Recent publications have detailed the innovative use of AI in creating CRISPR gene-editing proteins. One study showcased how a generative AI tool, specifically a protein language model trained on millions of protein sequences, successfully designed functional CRISPR systems that were validated in laboratory settings. Similarly, another team reported their success in developing CRISPR systems using an AI model trained on microbial genomes. These systems, consisting of a DNA or RNA-cutting enzyme paired with RNA molecules directing the cutting, highlight the potential of AI in expanding the capabilities of gene editing beyond natural CRISPR systems’ limitations.

Ali Madani, a machine-learning scientist and CEO of the biotech firm Profluent, emphasized the significance of these developments. His team achieved a milestone by successfully editing the human genome using proteins designed entirely through machine learning. This work represents a significant step forward in the application of AI to design complex biological systems.

The AI approaches utilized differ from the typical applications of machine learning, such as those seen in language models like ChatGPT. Instead of text, these CRISPR-designing AI tools were trained on extensive biological data, including protein and genome sequences. This training aims to imbue the AI models with a deep understanding of natural genetic sequences, facilitating the design of new gene-editing tools.

One such tool developed by Madani’s team is the OpenCRISPR-1 molecule. This Cas9 protein variant was engineered to cut DNA with high precision and reduced off-target effects, showcasing efficiency comparable to existing CRISPR systems and offering improved fidelity. The design was facilitated by an updated version of their ProGen protein language model, retrained with diverse CRISPR systems data.
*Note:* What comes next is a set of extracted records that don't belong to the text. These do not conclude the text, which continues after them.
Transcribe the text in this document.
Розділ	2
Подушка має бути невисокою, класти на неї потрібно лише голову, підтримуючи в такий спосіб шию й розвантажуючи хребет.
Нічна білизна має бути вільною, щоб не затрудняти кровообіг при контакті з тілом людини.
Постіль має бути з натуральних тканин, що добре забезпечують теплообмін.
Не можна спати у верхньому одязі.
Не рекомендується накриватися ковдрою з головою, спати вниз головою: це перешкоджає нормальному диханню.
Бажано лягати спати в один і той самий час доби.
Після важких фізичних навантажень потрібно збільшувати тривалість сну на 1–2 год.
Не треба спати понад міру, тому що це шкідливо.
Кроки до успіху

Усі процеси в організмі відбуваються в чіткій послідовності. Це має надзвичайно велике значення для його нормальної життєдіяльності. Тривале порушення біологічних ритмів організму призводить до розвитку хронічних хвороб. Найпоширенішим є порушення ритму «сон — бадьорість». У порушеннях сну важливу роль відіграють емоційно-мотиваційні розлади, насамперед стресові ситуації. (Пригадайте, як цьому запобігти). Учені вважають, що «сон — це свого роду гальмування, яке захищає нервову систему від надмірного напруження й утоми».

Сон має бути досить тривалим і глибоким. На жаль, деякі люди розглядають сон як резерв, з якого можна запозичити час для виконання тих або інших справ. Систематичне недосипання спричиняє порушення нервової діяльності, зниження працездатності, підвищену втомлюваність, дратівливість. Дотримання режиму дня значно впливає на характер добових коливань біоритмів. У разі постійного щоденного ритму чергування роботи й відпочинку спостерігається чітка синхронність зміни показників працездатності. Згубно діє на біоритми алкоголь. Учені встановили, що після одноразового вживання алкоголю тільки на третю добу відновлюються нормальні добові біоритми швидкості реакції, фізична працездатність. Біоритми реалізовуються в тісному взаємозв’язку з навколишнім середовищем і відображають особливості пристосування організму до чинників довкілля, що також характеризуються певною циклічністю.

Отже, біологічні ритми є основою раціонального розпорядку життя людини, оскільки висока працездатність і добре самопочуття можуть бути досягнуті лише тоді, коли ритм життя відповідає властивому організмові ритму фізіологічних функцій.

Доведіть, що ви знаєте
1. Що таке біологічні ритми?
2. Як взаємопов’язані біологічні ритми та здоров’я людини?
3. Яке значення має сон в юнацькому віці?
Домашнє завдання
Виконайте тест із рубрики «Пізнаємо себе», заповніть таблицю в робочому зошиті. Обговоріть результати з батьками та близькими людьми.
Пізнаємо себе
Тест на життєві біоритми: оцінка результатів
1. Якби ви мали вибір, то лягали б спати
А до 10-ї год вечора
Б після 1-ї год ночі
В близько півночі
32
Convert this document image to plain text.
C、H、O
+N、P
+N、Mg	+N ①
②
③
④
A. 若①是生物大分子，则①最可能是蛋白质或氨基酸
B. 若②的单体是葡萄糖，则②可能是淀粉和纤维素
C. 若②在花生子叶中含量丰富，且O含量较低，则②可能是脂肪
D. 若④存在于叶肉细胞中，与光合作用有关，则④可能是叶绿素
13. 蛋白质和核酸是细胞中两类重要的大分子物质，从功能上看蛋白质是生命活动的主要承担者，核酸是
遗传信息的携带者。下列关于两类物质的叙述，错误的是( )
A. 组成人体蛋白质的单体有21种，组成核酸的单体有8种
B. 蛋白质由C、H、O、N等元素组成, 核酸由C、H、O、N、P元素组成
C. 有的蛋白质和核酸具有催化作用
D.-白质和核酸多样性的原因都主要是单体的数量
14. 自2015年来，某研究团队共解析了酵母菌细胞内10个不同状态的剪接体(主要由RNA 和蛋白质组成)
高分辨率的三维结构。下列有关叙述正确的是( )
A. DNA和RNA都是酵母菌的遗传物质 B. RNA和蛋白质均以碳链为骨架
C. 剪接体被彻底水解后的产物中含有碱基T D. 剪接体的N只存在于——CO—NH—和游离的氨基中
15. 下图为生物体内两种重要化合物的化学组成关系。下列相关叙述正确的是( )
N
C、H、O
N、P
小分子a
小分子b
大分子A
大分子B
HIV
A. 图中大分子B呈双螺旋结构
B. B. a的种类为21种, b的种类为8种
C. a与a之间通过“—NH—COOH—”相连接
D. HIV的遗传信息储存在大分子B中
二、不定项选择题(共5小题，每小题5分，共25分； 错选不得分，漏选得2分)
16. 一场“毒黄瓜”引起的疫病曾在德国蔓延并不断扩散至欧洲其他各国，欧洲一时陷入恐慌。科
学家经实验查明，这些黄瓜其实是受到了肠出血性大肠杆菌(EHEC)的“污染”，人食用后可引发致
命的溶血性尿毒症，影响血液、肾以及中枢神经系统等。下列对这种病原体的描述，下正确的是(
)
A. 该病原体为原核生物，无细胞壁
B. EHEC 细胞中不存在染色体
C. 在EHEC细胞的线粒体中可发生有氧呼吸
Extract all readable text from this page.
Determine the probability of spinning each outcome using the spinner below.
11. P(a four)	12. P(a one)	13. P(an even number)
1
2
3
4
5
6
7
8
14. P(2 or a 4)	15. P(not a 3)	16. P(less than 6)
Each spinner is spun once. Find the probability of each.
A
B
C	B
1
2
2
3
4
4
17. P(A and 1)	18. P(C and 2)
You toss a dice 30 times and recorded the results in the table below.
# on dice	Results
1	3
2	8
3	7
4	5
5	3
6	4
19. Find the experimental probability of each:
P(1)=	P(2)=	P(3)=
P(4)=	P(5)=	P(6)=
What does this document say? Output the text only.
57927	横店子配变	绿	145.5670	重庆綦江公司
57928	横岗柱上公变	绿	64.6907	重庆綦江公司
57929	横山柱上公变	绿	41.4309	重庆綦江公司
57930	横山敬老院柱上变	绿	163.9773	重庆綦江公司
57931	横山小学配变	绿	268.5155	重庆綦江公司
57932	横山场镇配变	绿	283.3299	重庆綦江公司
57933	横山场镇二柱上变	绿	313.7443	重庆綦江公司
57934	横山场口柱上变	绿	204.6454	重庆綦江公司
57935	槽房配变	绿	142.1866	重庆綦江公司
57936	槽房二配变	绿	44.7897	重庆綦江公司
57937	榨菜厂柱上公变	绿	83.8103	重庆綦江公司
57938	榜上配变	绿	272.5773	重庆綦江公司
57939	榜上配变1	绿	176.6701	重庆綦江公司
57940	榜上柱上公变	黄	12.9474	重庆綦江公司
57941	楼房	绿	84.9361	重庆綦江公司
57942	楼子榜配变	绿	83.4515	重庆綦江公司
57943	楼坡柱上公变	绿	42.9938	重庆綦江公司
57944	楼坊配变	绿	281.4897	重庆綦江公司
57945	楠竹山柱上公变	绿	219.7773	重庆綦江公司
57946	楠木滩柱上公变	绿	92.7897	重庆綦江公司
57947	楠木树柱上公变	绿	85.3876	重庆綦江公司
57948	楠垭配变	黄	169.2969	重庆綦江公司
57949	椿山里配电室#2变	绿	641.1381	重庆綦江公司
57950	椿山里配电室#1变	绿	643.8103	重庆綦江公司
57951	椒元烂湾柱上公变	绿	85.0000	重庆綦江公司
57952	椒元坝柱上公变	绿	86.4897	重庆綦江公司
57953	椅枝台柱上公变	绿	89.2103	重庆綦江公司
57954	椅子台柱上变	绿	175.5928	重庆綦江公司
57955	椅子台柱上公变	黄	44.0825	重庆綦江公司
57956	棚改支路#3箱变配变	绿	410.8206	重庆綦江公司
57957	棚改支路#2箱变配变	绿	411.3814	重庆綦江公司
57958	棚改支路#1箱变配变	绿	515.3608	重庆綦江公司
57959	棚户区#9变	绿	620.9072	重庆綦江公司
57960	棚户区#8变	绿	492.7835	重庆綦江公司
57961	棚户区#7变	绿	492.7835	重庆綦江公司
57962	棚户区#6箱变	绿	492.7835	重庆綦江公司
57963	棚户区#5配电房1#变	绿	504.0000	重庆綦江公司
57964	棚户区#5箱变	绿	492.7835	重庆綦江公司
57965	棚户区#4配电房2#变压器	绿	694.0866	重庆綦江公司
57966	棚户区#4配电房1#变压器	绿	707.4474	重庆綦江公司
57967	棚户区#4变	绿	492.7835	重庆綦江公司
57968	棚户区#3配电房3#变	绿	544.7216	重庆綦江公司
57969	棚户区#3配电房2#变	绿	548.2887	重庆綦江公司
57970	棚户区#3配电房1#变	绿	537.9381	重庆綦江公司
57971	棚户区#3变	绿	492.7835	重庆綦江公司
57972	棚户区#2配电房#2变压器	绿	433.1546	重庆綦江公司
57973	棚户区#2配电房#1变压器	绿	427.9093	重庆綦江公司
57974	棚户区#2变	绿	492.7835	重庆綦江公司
Another significant development comes from a team led by computational biologist Brian Hie and bioengineer Patrick Hsu. They employed an AI model capable of generating both protein and RNA sequences, trained on vast genomic data from bacteria and archaea. Although their designs have not yet been tested in the laboratory, the predicted structures suggest these AI-designed CRISPR systems closely resemble those of natural proteins.

The potential applications of AI-designed CRISPR tools are vast, particularly in precision medicine. The unrestricted use of molecules like OpenCRISPR-1, unlike some patented gene-editing tools, and the availability of resources like the ProGen2 model, empower researchers and potentially accelerate the development of gene therapies.

Madani envisions these AI-generated CRISPR tools as critical to advancing gene therapy, emphasizing the necessity for precision and bespoke design that surpasses the capabilities of merely copying naturally occurring systems. The ongoing collaborations with companies to test these new designs highlight the practical implications and future potential of AI in revolutionizing gene editing for therapeutic purposes.